Nicaragua’s Blue and White Unity coalition Calls Consumer and Energy Boycott

Market in Managua during a 24-work stoppage in September.

The Blue and White National Unity movement calls on citizens to avoid buying items that generate tax income for the State.

The consumer boycott is called for three days, beginning on Wednesday, October 17. A halt in electricity use for one hour a day for an indefinite period has also been also declared.

 

By Confidencial

HAVANA TIMES – The opposition movement known as the “Blue and White National Unity” has called for a three-day consumer boycott beginning Wednesday, October 17, and an “energy strike” of one hour a day that would be extended indefinitely.

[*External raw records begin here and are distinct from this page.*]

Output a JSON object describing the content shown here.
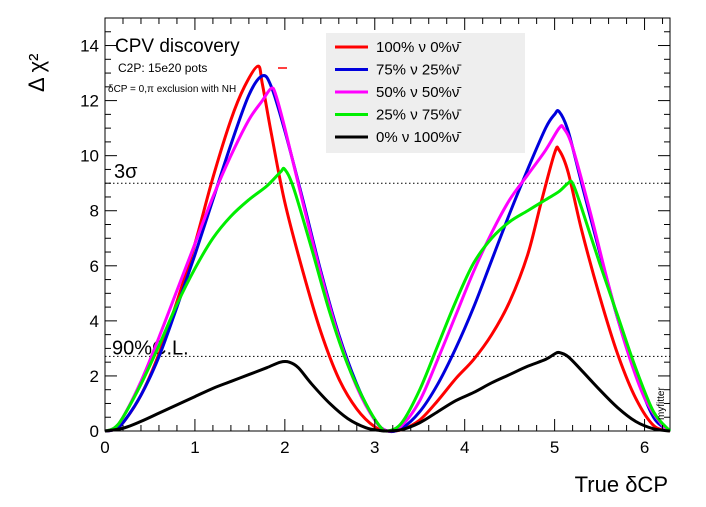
{
  "chart_data": {
    "type": "line",
    "title": "CPV discovery",
    "subtitle": "C2P: 15e20 pots",
    "note": "δCP = 0,π exclusion with NH",
    "xlabel": "True δCP",
    "ylabel": "Δ χ²",
    "xlim": [
      0,
      6.283
    ],
    "ylim": [
      0,
      15
    ],
    "x_ticks": [
      "0",
      "1",
      "2",
      "3",
      "4",
      "5",
      "6"
    ],
    "y_ticks": [
      "0",
      "2",
      "4",
      "6",
      "8",
      "10",
      "12",
      "14"
    ],
    "watermark": "myfitter",
    "reference_lines": [
      {
        "label": "3σ",
        "value": 9
      },
      {
        "label": "90%C.L.",
        "value": 2.71
      }
    ],
    "series": [
      {
        "name": "100% ν 0%ν̄",
        "color": "#ff0000",
        "x": [
          0,
          0.1,
          0.2,
          0.4,
          0.6,
          0.8,
          1.0,
          1.2,
          1.4,
          1.55,
          1.7,
          1.75,
          1.85,
          2.0,
          2.2,
          2.4,
          2.6,
          2.8,
          3.0,
          3.14,
          3.3,
          3.5,
          3.7,
          3.9,
          4.1,
          4.3,
          4.5,
          4.7,
          4.85,
          5.0,
          5.05,
          5.15,
          5.3,
          5.5,
          5.7,
          5.9,
          6.1,
          6.283
        ],
        "values": [
          0,
          0.05,
          0.3,
          1.3,
          2.8,
          4.7,
          6.8,
          9.2,
          11.3,
          12.5,
          13.25,
          12.6,
          10.8,
          8.3,
          5.8,
          3.6,
          1.9,
          0.8,
          0.15,
          0,
          0.05,
          0.4,
          1.1,
          1.9,
          2.6,
          3.5,
          4.7,
          6.4,
          8.3,
          10.1,
          10.2,
          9.4,
          7.3,
          4.9,
          2.8,
          1.2,
          0.2,
          0
        ]
      },
      {
        "name": "75% ν 25%ν̄",
        "color": "#0000dd",
        "x": [
          0,
          0.1,
          0.2,
          0.4,
          0.6,
          0.8,
          1.0,
          1.2,
          1.4,
          1.6,
          1.75,
          1.85,
          2.0,
          2.2,
          2.4,
          2.6,
          2.8,
          3.0,
          3.14,
          3.3,
          3.5,
          3.7,
          3.9,
          4.1,
          4.3,
          4.5,
          4.7,
          4.9,
          5.0,
          5.05,
          5.15,
          5.3,
          5.5,
          5.7,
          5.9,
          6.1,
          6.283
        ],
        "values": [
          0,
          0.05,
          0.3,
          1.3,
          2.7,
          4.5,
          6.4,
          8.4,
          10.4,
          12.2,
          12.9,
          12.5,
          10.9,
          8.4,
          5.8,
          3.5,
          1.7,
          0.4,
          0,
          0.1,
          0.7,
          1.7,
          3.0,
          4.5,
          6.2,
          7.9,
          9.5,
          11.0,
          11.5,
          11.6,
          10.9,
          9.0,
          6.5,
          4.1,
          2.1,
          0.5,
          0
        ]
      },
      {
        "name": "50% ν 50%ν̄",
        "color": "#ff00ff",
        "x": [
          0,
          0.1,
          0.2,
          0.4,
          0.6,
          0.8,
          1.0,
          1.2,
          1.4,
          1.6,
          1.75,
          1.85,
          1.9,
          2.0,
          2.2,
          2.4,
          2.6,
          2.8,
          3.0,
          3.14,
          3.3,
          3.5,
          3.7,
          3.9,
          4.1,
          4.3,
          4.5,
          4.7,
          4.9,
          5.05,
          5.1,
          5.2,
          5.4,
          5.6,
          5.8,
          6.0,
          6.2,
          6.283
        ],
        "values": [
          0,
          0.1,
          0.5,
          1.8,
          3.4,
          5.1,
          6.8,
          8.5,
          10.0,
          11.3,
          12.0,
          12.45,
          12.2,
          11.0,
          8.3,
          5.7,
          3.4,
          1.6,
          0.4,
          0,
          0.2,
          1.1,
          2.6,
          4.2,
          5.8,
          7.2,
          8.4,
          9.3,
          10.2,
          11.0,
          11.0,
          10.3,
          7.9,
          5.3,
          3.0,
          1.2,
          0.2,
          0
        ]
      },
      {
        "name": "25% ν 75%ν̄",
        "color": "#00ee00",
        "x": [
          0,
          0.1,
          0.2,
          0.4,
          0.6,
          0.8,
          1.0,
          1.2,
          1.4,
          1.6,
          1.8,
          1.95,
          2.0,
          2.1,
          2.3,
          2.5,
          2.7,
          2.9,
          3.05,
          3.14,
          3.3,
          3.5,
          3.7,
          3.9,
          4.1,
          4.3,
          4.5,
          4.7,
          4.9,
          5.05,
          5.15,
          5.2,
          5.3,
          5.5,
          5.7,
          5.9,
          6.1,
          6.283
        ],
        "values": [
          0,
          0.1,
          0.5,
          1.7,
          3.1,
          4.6,
          5.9,
          7.0,
          7.8,
          8.4,
          8.9,
          9.4,
          9.5,
          8.8,
          6.6,
          4.3,
          2.4,
          1.0,
          0.2,
          0,
          0.3,
          1.5,
          3.1,
          4.7,
          6.1,
          7.0,
          7.6,
          8.0,
          8.4,
          8.7,
          9.0,
          9.0,
          8.1,
          6.1,
          4.2,
          2.3,
          0.7,
          0
        ]
      },
      {
        "name": "0% ν 100%ν̄",
        "color": "#000000",
        "x": [
          0,
          0.2,
          0.4,
          0.6,
          0.8,
          1.0,
          1.2,
          1.4,
          1.6,
          1.8,
          1.95,
          2.05,
          2.15,
          2.3,
          2.5,
          2.7,
          2.9,
          3.05,
          3.14,
          3.3,
          3.5,
          3.7,
          3.9,
          4.1,
          4.3,
          4.5,
          4.7,
          4.9,
          5.0,
          5.05,
          5.15,
          5.3,
          5.5,
          5.7,
          5.9,
          6.1,
          6.283
        ],
        "values": [
          0,
          0.1,
          0.35,
          0.65,
          0.95,
          1.25,
          1.55,
          1.8,
          2.05,
          2.3,
          2.5,
          2.5,
          2.3,
          1.7,
          1.0,
          0.45,
          0.12,
          0.02,
          0,
          0.05,
          0.3,
          0.7,
          1.1,
          1.4,
          1.75,
          2.05,
          2.35,
          2.6,
          2.8,
          2.85,
          2.7,
          2.2,
          1.5,
          0.85,
          0.35,
          0.08,
          0
        ]
      }
    ],
    "legend_position": "top-center"
  }
}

Both actions are in protest against the “cruel repression” of Daniel Ortega’s government.

“We urge citizens to take an active role in this peaceful resistance to the criminal dictatorship, by engaging in a three-day consumer boycott, beginning on Wednesday, 10/17, and extending through Thursday, 10/18 and Friday 10/19,” stated the opposition alliance during a public assembly.

The coalition specifically asked the public not to buy the articles that generate the most tax income for the state: gasoline, alcoholic beverages, sodas and tobacco.

At the same time, they invited Nicaraguan society to suspend energy consumption from seven to eight at night for an indefinite period of time.

The opposition coalition explained that they made this call as part of a series of actions aimed at weakening the Ortega regime, “in the face of the acts of repression, persecution, assassination, and abductions,” exercised against the anti-government demonstrators.

They also issued an energetic condemnation of the events of Sunday, October 14, when the National Police “once again made irrational use of the paramilitary forces, the riot squad and the police to criminalize the right of assembly and of civic protest” – rights that are guaranteed in the Constitution – and where they abducted “40 citizens for over 36 hours”.

At the same time the movement demanded the immediate liberation of the more than 400 political prisoners, jailed “for the simple fact of making use of their constitutional rights.”

The National Police stated last Sunday that they had freed eight of the thirty-eight people detained that day during an operation to guarantee “order and security in the capital, given the attempts of terrorist groups, coup plotters and criminals who in the last months have been carrying out actions that violate our peace and serenity.”

Nicaragua is going through a sociopolitical crisis that has left at least 325 confirmed deaths according to local and international humanitarian organization, while the Executive branch gives a figure of 199 dead and continues to complain of an attempt to stage a coup d’état.

The office of the United Nations High Commissioner for Human Rights and the Inter-American Commission for Human Rights have declared the government to be responsible for “over 300 deaths”, extra-judicial executions, torture, obstructing medical attention, arbitrary detentions, abductions and sexual violence, among other human rights violations. The Ortega executive denies these complaints.

The protests against Ortega and his wife and vice president Rosario Murillo, began on April 18, triggered by reforms to social security that were later revoked. As a result of the deaths registered during the protests, the movement became a demand for the resignation of the executive branch responsible.